Nonprofits that provide essential services for basic social needs are now under tremendous strain. While Congress considers critical nonprofit relief measures, hospitals can use their treasury funds and extend direct loans, guarantees and lines of credit to nonprofits. Nonprofit hospitals also can ramp up “community benefit” funds — spending to meet community needs — to support local coalitions of homeless service providers and community clinics. 

There are important opportunities for hospitals to work with partners to target resources using data on community-level social vulnerability. In Washington, for instance, Providence provided $25,000 in unrestricted emergency funds to keep local homeless shelters open. With their broad community footprints, hospitals can also help align local response funds with “Wellness Trusts” — local, long-term financial trusts used to spur cross-sector investments in affordable housing and other essential community health infrastructure.

Support public health response efforts

People experiencing homelessness are at extraordinarily high risk of getting infected, suffering severe symptoms and dying from COVID-19. In response, county public health leaders are expanding testing, safe isolation and treatment for this population. 

Hospitals can enhance this critical public health capability by sharing testing data with public health departments and by repurposing available resources to support care strategies. In California, for example, Providence has sent rapid mobile health teams to homeless shelters, is helping to expand a local Medical Reserve Corps and loaned mobile clinics to county health departments to support testing and care for hundreds in temporary housing. At community testing sites, hospitals can also support screening for housing insecurity and other health-related social needs. 

Fast-track steps to house and care for people without homes

The most fundamental way a community can save the lives of people experiencing homelessness is to provide them with homes. At this moment, hospital beds are filling up. Case managers are struggling to find a safe place to discharge unsheltered patients who’ve recovered from COVID-19. Community action to immediately house people experiencing homelessness, including those who need isolation and quarantine, is essential to preserving the capacity of health systems to care for the sick.

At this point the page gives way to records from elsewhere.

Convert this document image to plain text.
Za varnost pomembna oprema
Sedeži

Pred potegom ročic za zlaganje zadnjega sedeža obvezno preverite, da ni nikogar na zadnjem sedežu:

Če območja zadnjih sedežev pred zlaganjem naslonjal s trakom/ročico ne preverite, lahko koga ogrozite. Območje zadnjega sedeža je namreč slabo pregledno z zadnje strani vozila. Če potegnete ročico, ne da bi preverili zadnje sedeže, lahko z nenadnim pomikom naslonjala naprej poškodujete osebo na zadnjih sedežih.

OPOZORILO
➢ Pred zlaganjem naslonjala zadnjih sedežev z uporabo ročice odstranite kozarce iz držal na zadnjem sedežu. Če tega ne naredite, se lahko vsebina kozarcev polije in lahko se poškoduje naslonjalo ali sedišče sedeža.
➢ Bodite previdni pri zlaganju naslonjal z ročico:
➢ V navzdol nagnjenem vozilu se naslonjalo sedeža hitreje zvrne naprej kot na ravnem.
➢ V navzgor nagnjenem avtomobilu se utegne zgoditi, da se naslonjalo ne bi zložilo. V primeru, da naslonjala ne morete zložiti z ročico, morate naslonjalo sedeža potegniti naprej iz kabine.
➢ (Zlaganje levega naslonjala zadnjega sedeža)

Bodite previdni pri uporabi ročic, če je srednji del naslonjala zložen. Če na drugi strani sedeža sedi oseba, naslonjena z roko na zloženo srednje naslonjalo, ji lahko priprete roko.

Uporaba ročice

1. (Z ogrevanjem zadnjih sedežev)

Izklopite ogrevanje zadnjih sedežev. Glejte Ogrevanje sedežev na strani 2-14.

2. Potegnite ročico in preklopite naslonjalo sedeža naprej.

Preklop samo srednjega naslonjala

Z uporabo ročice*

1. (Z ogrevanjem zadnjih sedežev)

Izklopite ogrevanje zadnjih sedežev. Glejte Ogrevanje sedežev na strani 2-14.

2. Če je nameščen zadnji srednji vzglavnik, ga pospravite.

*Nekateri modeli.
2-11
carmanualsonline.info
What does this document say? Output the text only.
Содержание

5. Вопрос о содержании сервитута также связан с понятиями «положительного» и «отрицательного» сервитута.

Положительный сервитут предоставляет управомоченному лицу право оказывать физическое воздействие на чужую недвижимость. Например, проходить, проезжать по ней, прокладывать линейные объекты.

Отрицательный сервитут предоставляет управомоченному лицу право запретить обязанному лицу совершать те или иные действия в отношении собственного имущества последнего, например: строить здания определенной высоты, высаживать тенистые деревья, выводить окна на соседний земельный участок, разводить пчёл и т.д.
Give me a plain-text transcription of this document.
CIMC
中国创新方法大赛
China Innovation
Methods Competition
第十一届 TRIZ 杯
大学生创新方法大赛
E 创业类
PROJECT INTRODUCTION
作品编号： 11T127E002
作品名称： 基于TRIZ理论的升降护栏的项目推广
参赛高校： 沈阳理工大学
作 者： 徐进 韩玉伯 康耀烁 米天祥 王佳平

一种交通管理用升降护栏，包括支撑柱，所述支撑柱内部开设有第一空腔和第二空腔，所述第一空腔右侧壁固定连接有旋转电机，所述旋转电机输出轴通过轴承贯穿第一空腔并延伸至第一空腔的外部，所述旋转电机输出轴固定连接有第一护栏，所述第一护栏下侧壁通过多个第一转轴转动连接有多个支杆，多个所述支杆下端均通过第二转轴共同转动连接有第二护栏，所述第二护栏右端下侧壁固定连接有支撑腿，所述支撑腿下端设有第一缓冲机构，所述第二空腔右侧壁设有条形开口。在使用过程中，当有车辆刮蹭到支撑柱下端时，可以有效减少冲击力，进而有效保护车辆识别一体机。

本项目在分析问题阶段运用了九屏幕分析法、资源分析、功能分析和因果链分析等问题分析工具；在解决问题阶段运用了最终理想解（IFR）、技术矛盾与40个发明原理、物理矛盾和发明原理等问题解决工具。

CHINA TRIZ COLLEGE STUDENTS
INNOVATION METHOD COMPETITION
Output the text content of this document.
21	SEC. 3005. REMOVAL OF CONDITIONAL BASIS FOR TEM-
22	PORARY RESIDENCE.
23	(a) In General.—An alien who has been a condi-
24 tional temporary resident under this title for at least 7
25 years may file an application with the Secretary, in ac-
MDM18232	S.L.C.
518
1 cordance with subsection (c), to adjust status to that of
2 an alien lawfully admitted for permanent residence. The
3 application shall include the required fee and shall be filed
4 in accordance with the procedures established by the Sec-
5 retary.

In Northern California, Providence funds are being used to support medical respite providers to care for homeless patients who no longer need hospital-level care. And in California and Seattle, hospital leaders are working with homeless service providers to deploy telemedicine to support thousands of homeless individuals now living in repurposed hotels and community isolation/quarantine sites.

Accelerate “Housing First” and other efforts to end homelessness

When this crisis begins to diminish, we must ensure that people experiencing homelessness are not forced back on the streets. Hospitals can come alongside community partners to help leverage private and public funds to accelerate and scale “Housing First” solutions, which provide chronically homeless individuals with immediate access to long-term housing and supportive services. Demonstrated benefits include up to 44 percent fewer emergency department visits and 39 percent fewer hospital visits.  

In Seattle, for example, Providence, Swedish and Premera Blue Cross each invested $5 million for expansion of eight new housing locations operated by Plymouth Housing for people experiencing homelessness. In California, Providence is also supporting local nonprofit coalition-led advocacy efforts, from enforcing eviction moratoriums to economic relief for families at risk of losing their homes. 

In this crisis, saving lives requires many heroes — in hospitals, public health departments and communities. Saving the lives of people experiencing homelessness and other vulnerable populations has propelled these heroes into bold new ways of working together. When the crisis is over, we should not let go of the solutions and innovations that housed and sheltered so many. Now more than ever, hospitals can and should be advocates and participants in homelessness prevention. 


Dora Barilla, DrPH, is group vice president of Community Health Investment for Providence. Rishi Manchanda, MD MPH, is CEO of HealthBegins.